É também no território indistinto entre registo e criação que se coloca o brasileiro radicado em Espanha Sérgio Oksman. O Futebol (Culturgest, amanhã às 22h, e São Jorge, domingo 25 às 16h45), a sua primeira abordagem à longa depois de várias curtas premiadas, é um peculiaríssimo exercício de revelação da verdade através da ficção. Aparentemente registo de um mês em São Paulo para visitar o pai com quem não convivia há décadas durante o Mundial de 2014, O Futebol baralha as cartas até não se perceber o que é pensado e o que é espontâneo, mas trazendo ao de cima nesse processo um retrato, por interposta câmara paciente e metódica, de um pai que não sabe como ser pai e de um filho que não sabe como ser filho.

O Futebol revela aos poucos ter uma estrutura formal muito pensada. Essa dimensão formalista é uma das questões centrais da selecção competitiva, explorada eficazmente e de múltiplas maneiras; o catálogo de possibilidades do lúdico Diario di un Corto da argentina Flavia de la Fuente (Culturgest, 2ª 26 às 19h e São Jorge, 4ª 28 às 22h30); o sublime exercício de falso-documentário de Manuel Mozos A Glória de Fazer Cinema em Portugal (São Jorge, domingo 25 às 22h e City Campo Pequeno, 3ª 27 às 19h45); o poema tonal atmosférico de Dead Slow Ahead do espanhol Mauro Herce, espécie de resposta audiovisual aos discos ambientais de Brian Eno (São Jorge, 5ª 29 às 22h e City Campo Pequeno, 6ª 30 às 18h15).

Em Matériaux de Hongrie (Culturgest, 4ª 28 às 21h45 e City Campo Pequeno, sábado 31 às 15h30), a artista e realizadora francesa Noëlle Pujol põe em prática uma velha ideia do pensador Jean-Claude Biette: criar um filme que seja puro registo de momentos, alinhando planos sem preocupação narrativa ou formal. A sua experiência “recicla” material rodado em 2003 para um outro projecto mas revela limitações que a tornam uma utopia mais apropriada para uma instalação audiovisual do que para um filme. O austríaco Paul Poet consegue escapar a esse destino em My Talk with Florence (São Jorge, 2ª 26 ás 21h30 e City Campo Pequeno, 4ª 28 às 18h30) pela força do seu conteúdo: o longo e sentido depoimento de Florence Burnier-Mauer sobre os 20 anos que viveu no interior da comuna utópico-artística mista de seita de culto do artista Otto Mühl, apresentado em bruto, sem montagem, num dispositivo que remete para o Fengming, de Wang Bing.
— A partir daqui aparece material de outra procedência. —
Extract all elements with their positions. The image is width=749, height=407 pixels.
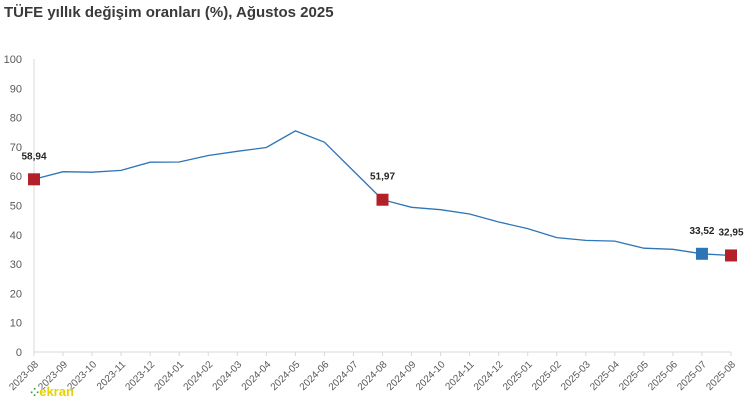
y-tick-label: 60: [10, 171, 22, 183]
x-tick-label: 2025-06: [646, 359, 680, 393]
x-tick-label: 2025-05: [617, 359, 651, 393]
y-tick-label: 10: [10, 318, 22, 330]
x-tick-label: 2024-12: [472, 359, 506, 393]
data-marker: [376, 193, 389, 206]
x-tick-label: 2025-08: [704, 359, 738, 393]
y-tick-label: 80: [10, 113, 22, 125]
logo-text: ekran: [39, 384, 74, 399]
x-tick-label: 2024-01: [153, 359, 187, 393]
y-axis: 0 10 20 30 40 50 60 70 80 90 100: [4, 54, 35, 359]
x-tick-label: 2024-02: [182, 359, 216, 393]
y-tick-label: 30: [10, 259, 22, 271]
x-tick-label: 2024-08: [356, 359, 390, 393]
x-tick-label: 2025-04: [588, 359, 622, 393]
data-marker: [695, 247, 708, 260]
data-label: 58,94: [21, 151, 46, 162]
x-tick-label: 2025-07: [675, 359, 709, 393]
y-tick-label: 90: [10, 83, 22, 95]
data-label: 51,97: [370, 172, 395, 183]
series-line: [33, 130, 732, 257]
data-marker: [28, 173, 40, 186]
x-tick-label: 2023-12: [124, 359, 158, 393]
x-tick-label: 2024-07: [327, 359, 361, 393]
data-label: 33,52: [689, 226, 714, 237]
x-tick-label: 2024-03: [211, 359, 245, 393]
x-tick-label: 2024-09: [385, 359, 419, 393]
x-tick-label: 2024-05: [269, 359, 303, 393]
x-tick-label: 2024-06: [298, 359, 332, 393]
y-tick-label: 50: [10, 201, 22, 213]
x-tick-label: 2023-11: [95, 359, 129, 393]
chart-title: TÜFE yıllık değişim oranları (%), Ağusto…: [4, 4, 334, 21]
x-tick-label: 2024-10: [414, 359, 448, 393]
x-axis: 2023-082023-092023-102023-112023-122024-…: [7, 351, 738, 393]
x-tick-label: 2025-01: [501, 359, 535, 393]
y-tick-label: 0: [16, 347, 22, 359]
ekran-logo: ⁘ekran: [30, 384, 74, 399]
y-tick-label: 100: [4, 54, 22, 66]
x-tick-label: 2025-03: [559, 359, 593, 393]
x-tick-label: 2024-11: [443, 359, 477, 393]
x-tick-label: 2024-04: [240, 359, 274, 393]
y-tick-label: 70: [10, 142, 22, 154]
data-label: 32,95: [718, 227, 743, 238]
data-marker: [725, 249, 737, 262]
y-tick-label: 20: [10, 288, 22, 300]
x-tick-label: 2025-02: [530, 359, 564, 393]
logo-mark: ⁘: [30, 387, 40, 399]
plot-area: 58,94 51,97 33,52 32,95: [21, 130, 744, 262]
y-tick-label: 40: [10, 230, 22, 242]
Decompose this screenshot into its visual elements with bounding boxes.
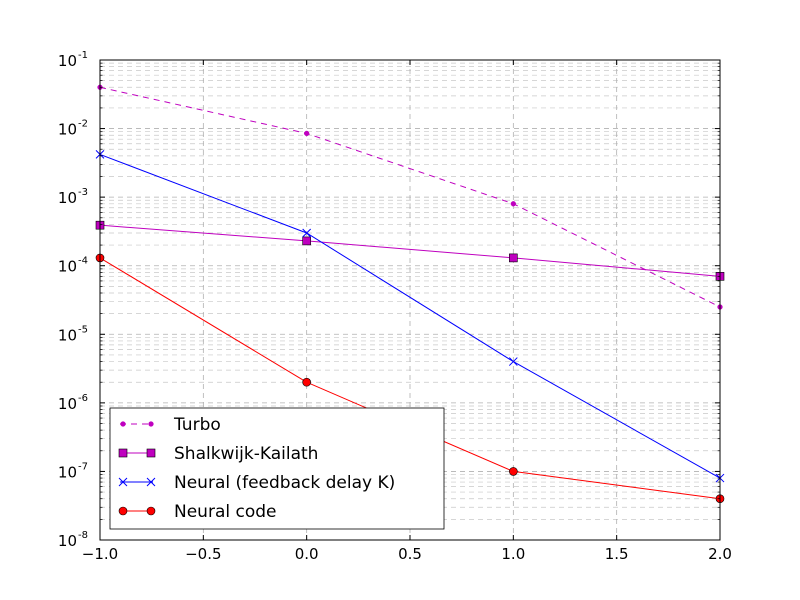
data-point: [302, 228, 312, 238]
y-tick-exponent: -3: [78, 187, 88, 198]
legend-label: Neural (feedback delay K): [174, 473, 395, 493]
legend-box: [109, 407, 445, 530]
y-tick-base: 10: [58, 326, 77, 344]
series-line: [99, 86, 721, 308]
x-tick-label: 1.5: [605, 545, 629, 563]
y-tick-base: 10: [58, 463, 77, 481]
x-tick-labels: −1.0 −0.5 0.0 0.5 1.0 1.5 2.0: [82, 545, 732, 563]
data-point: [118, 477, 128, 487]
y-tick-label: 10 -5: [58, 324, 88, 344]
y-tick-exponent: -8: [78, 530, 88, 541]
data-point: [148, 421, 154, 427]
y-tick-label: 10 -8: [58, 530, 88, 550]
series-line: [99, 153, 721, 479]
data-point: [510, 201, 516, 207]
x-tick-label: −0.5: [185, 545, 221, 563]
x-tick-label: −1.0: [82, 545, 118, 563]
x-tick-label: 0.0: [295, 545, 319, 563]
x-tick-label: 2.0: [708, 545, 732, 563]
y-tick-exponent: -5: [78, 324, 88, 335]
legend-label: Shalkwijk-Kailath: [174, 444, 318, 464]
legend-entry: Shalkwijk-Kailath: [118, 444, 318, 464]
x-tick-label: 0.5: [398, 545, 422, 563]
y-tick-exponent: -7: [78, 461, 88, 472]
legend-label: Neural code: [174, 502, 276, 522]
x-tick-label: 1.0: [501, 545, 525, 563]
y-tick-label: 10 -7: [58, 461, 88, 481]
legend-entry: Neural code: [118, 502, 276, 522]
legend-entry: Neural (feedback delay K): [118, 473, 395, 493]
y-tick-exponent: -2: [78, 119, 88, 130]
data-point: [302, 377, 311, 387]
y-tick-base: 10: [58, 52, 77, 70]
y-tick-exponent: -1: [78, 50, 88, 61]
data-point: [118, 448, 128, 458]
y-tick-label: 10 -3: [58, 187, 88, 207]
y-tick-base: 10: [58, 189, 77, 207]
data-point: [509, 467, 518, 476]
y-tick-exponent: -4: [78, 256, 88, 267]
y-tick-label: 10 -1: [58, 50, 88, 70]
legend-label: Turbo: [173, 415, 221, 435]
legend-entry: Turbo: [120, 415, 221, 435]
series-layer: [95, 84, 725, 504]
y-tick-label: 10 -4: [58, 256, 88, 276]
data-point: [120, 421, 126, 427]
y-tick-exponent: -6: [78, 393, 88, 404]
legend: Turbo Shalkwijk-Kailath Neural (feedback d…: [109, 407, 445, 530]
series-line: [99, 224, 721, 277]
data-point: [509, 253, 518, 263]
data-point: [146, 506, 156, 516]
data-point: [304, 130, 310, 137]
data-point: [118, 506, 128, 516]
y-tick-labels: 10-810-710-610-510-410-310-210-1: [58, 50, 88, 550]
data-point: [508, 357, 518, 366]
data-point: [146, 448, 156, 458]
y-tick-base: 10: [58, 532, 77, 550]
data-point: [302, 236, 311, 246]
y-tick-base: 10: [58, 395, 77, 413]
axis-ticks: [99, 59, 721, 541]
data-point: [146, 477, 156, 487]
y-tick-base: 10: [58, 258, 77, 276]
y-tick-label: 10 -6: [58, 393, 88, 413]
y-tick-label: 10 -2: [58, 119, 88, 139]
y-tick-base: 10: [58, 121, 77, 139]
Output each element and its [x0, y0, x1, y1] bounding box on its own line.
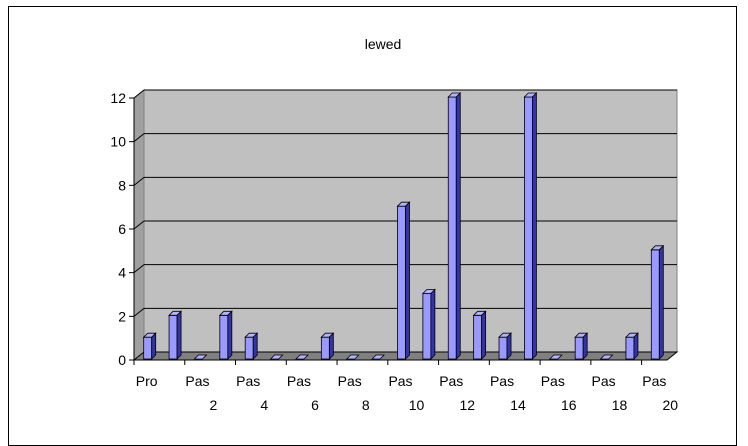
chart-title: lewed — [365, 36, 402, 52]
bar-side — [227, 310, 233, 360]
x-tick-label-line2: 18 — [612, 397, 628, 413]
bar — [548, 354, 563, 360]
x-tick-label: Pas — [287, 373, 311, 389]
bar-side — [506, 332, 512, 360]
bar-front — [168, 314, 178, 360]
bar — [447, 92, 462, 360]
bar-front — [625, 336, 635, 360]
bar-front — [320, 336, 330, 360]
bar — [244, 332, 259, 360]
x-tick-label: Pas — [185, 373, 209, 389]
bar — [345, 354, 360, 360]
bar-front — [524, 96, 533, 360]
x-tick-label-line2: 6 — [311, 397, 319, 413]
bar-front — [473, 314, 483, 360]
gridline-side — [133, 133, 145, 143]
x-tick-label: Pas — [439, 373, 463, 389]
bar-side — [633, 332, 639, 360]
bar — [193, 354, 208, 360]
axes — [129, 97, 667, 365]
bar-front — [650, 249, 660, 360]
grid-lines — [133, 89, 677, 317]
y-tick-label: 10 — [110, 134, 126, 150]
bar-top — [295, 354, 309, 360]
bar — [624, 332, 639, 360]
bar-side — [532, 92, 537, 360]
bar-side — [658, 244, 664, 360]
x-tick-label: Pas — [591, 373, 615, 389]
bar — [421, 288, 436, 360]
bar — [142, 332, 157, 360]
bar-side — [252, 332, 258, 360]
x-tick-label-line2: 8 — [362, 397, 370, 413]
bar-front — [447, 96, 457, 360]
bar — [396, 201, 411, 360]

Mas nenhuma dessas experiências atinge o patamar de ruptura do primeiro ensaio na longa-metragem do canadiano Isiah Medina. “88:88” é o que se vê nos mostradores digitais quando os aparelhos reiniciam após um corte de energia, e Medina usa essa ideia como base de um filme que literalmente inventa uma maneira pós-narrativa, pós-linear, de pensar o objecto-filme. 88:88 (Culturgest, 2ª 26 às 19h e São Jorge, 4ª 28 às 22h30) é um bicho indescritível e indefinível, turbilhão de sons e imagens sobrepostos e dessintonizados, reflectindo a experiência desassociada de uma juventude contemporânea que não se revê na realidade social que a rodeia, questionando se a linguagem tradicional do audiovisual narrativo ainda pode fazer sentido hoje. Será isto ainda um filme? É uma pergunta que está sempre a pairar por entre uma competição que desenha futuros possíveis sempre a olhar para o presente.